Side effects of amphetamines, methamphetamines and cocaine include anxiety, increased heart rate and reduced appetite, according to the RCMP. Amphetamines and methamphetamines can also cause irritability, impaired judgment, increased body temperature, tactile hallucinations, aggressive thoughts, anger, and paranoia; while cocaine can also lead to depression and hypertension.
Tellier said all of these products are stimulants, which lead to similar effects of palpitations, hyperactivity and the feeling that you can “go on forever.”
“When you have the concerns about not being entirely sure what you’re getting and potentially doing it in settings that aren’t entirely safe and have an element of risk, then there are certainly risks associated with that,” said Hathaway.
Erowid notes that the term ecstasy referred to MDMA 10 years ago, when there were fewer other euphoric stimulants on the black market.

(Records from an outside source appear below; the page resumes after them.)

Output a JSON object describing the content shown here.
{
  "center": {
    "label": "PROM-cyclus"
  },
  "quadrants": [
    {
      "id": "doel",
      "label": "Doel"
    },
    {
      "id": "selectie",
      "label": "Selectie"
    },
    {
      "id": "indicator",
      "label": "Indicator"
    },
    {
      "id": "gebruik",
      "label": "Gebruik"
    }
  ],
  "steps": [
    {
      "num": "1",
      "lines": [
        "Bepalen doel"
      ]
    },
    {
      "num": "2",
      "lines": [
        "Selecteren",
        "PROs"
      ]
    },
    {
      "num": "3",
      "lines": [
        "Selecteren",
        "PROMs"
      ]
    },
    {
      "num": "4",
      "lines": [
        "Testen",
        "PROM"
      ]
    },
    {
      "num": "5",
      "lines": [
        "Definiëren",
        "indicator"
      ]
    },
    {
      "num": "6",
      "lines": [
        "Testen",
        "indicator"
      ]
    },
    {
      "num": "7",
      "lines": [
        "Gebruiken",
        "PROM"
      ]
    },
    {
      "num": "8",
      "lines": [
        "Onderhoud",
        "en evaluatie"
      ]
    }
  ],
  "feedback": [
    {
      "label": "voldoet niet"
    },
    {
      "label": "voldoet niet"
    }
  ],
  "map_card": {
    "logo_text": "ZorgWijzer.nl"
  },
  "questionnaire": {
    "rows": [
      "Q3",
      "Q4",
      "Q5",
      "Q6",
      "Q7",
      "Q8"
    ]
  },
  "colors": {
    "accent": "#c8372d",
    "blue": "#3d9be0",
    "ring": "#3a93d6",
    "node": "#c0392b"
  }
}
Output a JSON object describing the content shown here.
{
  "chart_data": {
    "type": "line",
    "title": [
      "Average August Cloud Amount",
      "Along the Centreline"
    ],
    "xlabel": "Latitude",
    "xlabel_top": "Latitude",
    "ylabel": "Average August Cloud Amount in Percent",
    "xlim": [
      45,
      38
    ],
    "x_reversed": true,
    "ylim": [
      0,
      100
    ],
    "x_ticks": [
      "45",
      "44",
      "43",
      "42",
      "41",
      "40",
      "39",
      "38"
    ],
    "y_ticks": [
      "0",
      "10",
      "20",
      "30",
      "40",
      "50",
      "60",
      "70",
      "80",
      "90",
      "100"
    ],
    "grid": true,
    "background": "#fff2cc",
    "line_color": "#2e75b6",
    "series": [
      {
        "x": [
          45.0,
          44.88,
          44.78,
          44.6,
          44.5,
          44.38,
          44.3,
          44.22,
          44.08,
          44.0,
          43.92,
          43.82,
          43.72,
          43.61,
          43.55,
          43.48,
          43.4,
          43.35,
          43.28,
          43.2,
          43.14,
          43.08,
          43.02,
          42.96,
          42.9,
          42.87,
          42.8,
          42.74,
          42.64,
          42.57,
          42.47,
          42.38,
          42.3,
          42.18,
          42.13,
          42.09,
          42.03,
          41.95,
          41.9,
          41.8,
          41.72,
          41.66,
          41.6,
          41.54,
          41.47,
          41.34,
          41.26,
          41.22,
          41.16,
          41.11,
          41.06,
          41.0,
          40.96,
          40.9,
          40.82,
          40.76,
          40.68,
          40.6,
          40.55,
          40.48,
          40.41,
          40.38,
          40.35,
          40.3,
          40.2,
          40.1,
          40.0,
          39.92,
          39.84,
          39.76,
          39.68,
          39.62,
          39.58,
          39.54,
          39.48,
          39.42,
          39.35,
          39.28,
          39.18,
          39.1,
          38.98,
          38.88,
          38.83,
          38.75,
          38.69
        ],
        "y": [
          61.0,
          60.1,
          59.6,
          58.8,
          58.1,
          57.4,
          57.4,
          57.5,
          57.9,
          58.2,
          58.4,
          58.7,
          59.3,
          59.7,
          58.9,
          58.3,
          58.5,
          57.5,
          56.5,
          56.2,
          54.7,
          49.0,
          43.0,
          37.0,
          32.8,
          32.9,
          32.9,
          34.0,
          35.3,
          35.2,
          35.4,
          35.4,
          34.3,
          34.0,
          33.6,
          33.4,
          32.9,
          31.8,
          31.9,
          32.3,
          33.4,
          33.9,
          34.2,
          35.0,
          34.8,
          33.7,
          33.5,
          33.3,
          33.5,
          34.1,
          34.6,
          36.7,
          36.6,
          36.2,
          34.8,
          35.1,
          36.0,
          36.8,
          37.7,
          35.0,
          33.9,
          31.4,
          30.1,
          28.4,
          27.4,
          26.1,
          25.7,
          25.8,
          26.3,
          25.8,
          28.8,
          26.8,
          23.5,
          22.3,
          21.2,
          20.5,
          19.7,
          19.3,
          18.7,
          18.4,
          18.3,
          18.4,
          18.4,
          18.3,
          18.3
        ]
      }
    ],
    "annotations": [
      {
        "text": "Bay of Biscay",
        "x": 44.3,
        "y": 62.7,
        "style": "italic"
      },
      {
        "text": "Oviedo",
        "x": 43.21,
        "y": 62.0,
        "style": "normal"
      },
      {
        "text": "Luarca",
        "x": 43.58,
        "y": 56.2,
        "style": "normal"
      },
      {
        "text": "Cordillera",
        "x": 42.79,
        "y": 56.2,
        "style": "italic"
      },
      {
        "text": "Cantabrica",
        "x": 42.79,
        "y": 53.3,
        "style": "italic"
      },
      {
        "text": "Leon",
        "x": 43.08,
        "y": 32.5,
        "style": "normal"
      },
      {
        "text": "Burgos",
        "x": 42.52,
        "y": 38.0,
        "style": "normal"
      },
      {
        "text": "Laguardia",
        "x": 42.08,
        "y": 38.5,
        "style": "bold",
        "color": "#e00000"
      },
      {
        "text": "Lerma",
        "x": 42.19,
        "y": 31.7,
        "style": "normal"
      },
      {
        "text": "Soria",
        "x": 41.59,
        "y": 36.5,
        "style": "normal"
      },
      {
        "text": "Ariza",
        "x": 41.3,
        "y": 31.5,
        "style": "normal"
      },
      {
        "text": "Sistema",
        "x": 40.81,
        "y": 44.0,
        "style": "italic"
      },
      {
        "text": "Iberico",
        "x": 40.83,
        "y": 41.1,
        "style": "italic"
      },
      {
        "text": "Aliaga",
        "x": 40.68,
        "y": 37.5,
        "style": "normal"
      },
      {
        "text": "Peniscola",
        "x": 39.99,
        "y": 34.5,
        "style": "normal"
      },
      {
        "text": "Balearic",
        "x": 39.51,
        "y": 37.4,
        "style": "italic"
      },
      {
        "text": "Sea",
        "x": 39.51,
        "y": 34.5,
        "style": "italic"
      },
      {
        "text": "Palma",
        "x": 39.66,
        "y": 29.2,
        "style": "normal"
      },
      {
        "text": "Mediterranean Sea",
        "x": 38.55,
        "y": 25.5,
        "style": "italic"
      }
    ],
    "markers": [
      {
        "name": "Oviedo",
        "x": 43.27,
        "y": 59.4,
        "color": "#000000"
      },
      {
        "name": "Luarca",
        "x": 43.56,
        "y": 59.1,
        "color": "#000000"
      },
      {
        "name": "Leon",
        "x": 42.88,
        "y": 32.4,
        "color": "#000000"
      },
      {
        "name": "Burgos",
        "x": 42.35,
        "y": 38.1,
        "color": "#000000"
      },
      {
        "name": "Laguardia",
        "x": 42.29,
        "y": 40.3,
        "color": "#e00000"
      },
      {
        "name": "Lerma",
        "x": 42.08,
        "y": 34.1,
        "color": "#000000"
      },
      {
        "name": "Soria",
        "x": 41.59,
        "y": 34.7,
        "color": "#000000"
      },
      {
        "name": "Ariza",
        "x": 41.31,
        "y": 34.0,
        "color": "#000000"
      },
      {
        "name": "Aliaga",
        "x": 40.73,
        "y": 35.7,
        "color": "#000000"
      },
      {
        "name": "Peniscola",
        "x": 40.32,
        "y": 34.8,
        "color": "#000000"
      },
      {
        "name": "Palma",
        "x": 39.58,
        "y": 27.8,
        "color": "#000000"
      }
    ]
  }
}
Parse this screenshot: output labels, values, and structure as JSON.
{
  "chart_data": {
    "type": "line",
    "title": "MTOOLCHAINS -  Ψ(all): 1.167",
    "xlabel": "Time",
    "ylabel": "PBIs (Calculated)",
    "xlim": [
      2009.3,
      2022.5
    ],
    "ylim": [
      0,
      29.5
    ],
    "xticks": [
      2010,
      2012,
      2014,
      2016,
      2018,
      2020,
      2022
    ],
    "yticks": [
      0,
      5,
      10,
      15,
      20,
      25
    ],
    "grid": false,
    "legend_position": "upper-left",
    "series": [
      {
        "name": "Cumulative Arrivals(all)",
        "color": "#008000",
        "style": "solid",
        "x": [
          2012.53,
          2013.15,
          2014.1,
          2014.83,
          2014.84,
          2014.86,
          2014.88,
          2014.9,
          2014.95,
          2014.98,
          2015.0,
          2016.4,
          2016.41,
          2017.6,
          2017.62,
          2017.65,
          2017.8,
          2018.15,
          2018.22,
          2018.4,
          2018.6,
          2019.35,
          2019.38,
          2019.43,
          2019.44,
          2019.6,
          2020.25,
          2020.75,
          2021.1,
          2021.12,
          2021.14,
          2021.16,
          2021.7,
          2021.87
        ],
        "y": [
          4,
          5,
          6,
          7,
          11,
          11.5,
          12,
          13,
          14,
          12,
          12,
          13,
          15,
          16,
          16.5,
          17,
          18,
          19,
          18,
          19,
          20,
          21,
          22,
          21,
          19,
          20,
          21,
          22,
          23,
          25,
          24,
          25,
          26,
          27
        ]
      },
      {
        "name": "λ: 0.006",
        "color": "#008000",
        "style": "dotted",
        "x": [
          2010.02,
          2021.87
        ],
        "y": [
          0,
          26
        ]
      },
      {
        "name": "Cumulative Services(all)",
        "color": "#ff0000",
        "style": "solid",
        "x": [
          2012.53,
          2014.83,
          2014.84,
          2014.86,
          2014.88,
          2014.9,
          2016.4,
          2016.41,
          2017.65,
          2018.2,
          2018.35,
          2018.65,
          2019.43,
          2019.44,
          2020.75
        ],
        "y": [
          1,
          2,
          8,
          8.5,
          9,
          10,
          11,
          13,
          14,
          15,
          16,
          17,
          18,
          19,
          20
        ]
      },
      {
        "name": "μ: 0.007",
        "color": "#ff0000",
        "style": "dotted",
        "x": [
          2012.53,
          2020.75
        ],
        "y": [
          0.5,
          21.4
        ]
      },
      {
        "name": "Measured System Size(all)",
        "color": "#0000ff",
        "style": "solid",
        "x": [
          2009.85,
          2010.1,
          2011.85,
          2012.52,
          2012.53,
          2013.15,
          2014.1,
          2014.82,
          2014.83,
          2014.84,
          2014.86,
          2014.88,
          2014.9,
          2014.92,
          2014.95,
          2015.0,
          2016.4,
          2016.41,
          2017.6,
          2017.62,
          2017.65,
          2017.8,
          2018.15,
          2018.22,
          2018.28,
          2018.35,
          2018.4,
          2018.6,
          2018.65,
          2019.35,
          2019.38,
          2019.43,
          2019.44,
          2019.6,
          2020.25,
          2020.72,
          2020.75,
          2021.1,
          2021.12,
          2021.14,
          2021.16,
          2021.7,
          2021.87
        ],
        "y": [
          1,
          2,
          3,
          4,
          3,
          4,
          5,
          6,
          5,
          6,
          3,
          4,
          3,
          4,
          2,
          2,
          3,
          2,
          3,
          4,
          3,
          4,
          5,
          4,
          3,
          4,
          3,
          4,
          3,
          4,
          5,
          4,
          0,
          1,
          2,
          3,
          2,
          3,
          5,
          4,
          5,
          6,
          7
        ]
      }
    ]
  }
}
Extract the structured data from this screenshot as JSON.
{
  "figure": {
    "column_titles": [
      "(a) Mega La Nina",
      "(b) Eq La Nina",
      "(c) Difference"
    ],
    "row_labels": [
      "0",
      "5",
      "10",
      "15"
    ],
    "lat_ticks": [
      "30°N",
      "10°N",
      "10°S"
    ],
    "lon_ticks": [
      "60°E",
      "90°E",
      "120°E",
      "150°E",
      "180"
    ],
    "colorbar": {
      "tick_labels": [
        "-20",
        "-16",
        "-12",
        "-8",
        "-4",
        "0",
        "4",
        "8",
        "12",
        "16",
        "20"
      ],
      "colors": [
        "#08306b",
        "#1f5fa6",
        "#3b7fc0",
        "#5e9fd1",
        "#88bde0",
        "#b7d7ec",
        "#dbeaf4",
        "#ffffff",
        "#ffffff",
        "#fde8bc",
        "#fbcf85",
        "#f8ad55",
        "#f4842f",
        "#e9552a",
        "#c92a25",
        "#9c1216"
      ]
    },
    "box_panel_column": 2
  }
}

“Ecstasy OR Molly now is more likely to contain a cathinone-type stimulant than it was a decade ago because the 2014 market is flooded with cathinone-type stimulants,” said Erowid.
Cathinones are similar to amphetamines, but are found in the khat plant—whose derivatives are often used in drug mixes known as bath salts.
Aside from the fact that party drugs like Molly are mixtures with potentially more dangerous ingredients than what the user intends to take, Tellier urges people on other medications to consider serious reactions that can arise—especially if you’re on antidepressants.
“Alcohol is also a problem, especially if you’re not sure that [the drug] has got cocaine in it,” he said. “Because cocaine and alcohol leads to a product called coca-ethylene, which has a higher possibility of leading to cardiac events than cocaine alone—which is bad enough.”